Salsify secures more registrations
While preparing for a road show in New York City, the software company Salsify adopted a multichannel ABM approach to reach their objective of registering 60 more attendees. They targeted prospects with custom marketing messages, followed by targeted display ads and personalized emails. After just two hours, Salsify’s sales team closed dozens of accounts and outperformed its attendance goals by 22%.

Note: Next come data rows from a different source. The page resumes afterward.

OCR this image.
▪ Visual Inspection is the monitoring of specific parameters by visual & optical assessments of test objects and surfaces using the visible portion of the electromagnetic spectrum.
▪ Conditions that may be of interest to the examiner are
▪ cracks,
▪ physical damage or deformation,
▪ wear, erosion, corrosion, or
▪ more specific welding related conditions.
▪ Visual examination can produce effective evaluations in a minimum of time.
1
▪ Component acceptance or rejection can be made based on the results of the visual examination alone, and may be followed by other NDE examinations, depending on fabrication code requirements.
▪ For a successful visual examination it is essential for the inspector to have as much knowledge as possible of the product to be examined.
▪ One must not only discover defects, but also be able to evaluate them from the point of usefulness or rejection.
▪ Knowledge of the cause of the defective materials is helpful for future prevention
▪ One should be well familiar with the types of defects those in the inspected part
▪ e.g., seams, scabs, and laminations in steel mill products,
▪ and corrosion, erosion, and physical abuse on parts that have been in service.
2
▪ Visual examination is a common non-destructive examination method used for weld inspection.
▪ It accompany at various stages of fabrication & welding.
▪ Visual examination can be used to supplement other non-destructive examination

How ABM Fits into Your Broader Demand Generation Strategy
It’s a common myth that these two powerful marketing systems are rivals. However, this is no longer true. Account-based marketing has become a fundamental part of full-funnel demand generation strategies in 2025, allowing marketers to refine their focus on nurturing qualified leads that have already been identified. It also ensures that marketing and sales resources are concentrated on the prospects with the most potential from the start.
The differences between the two approaches are stark. However, many businesses are leveraging these distinct characteristics of each strategy and using them to create a well-rounded, comprehensive approach to sales and marketing.
Demand generation is centered around quantity and capturing as many leads as possible. This sets the foundation for more quality-focused relationship-building efforts through account-based marketing. All it takes is to understand their respective strengths and find ways to let them feed into each other.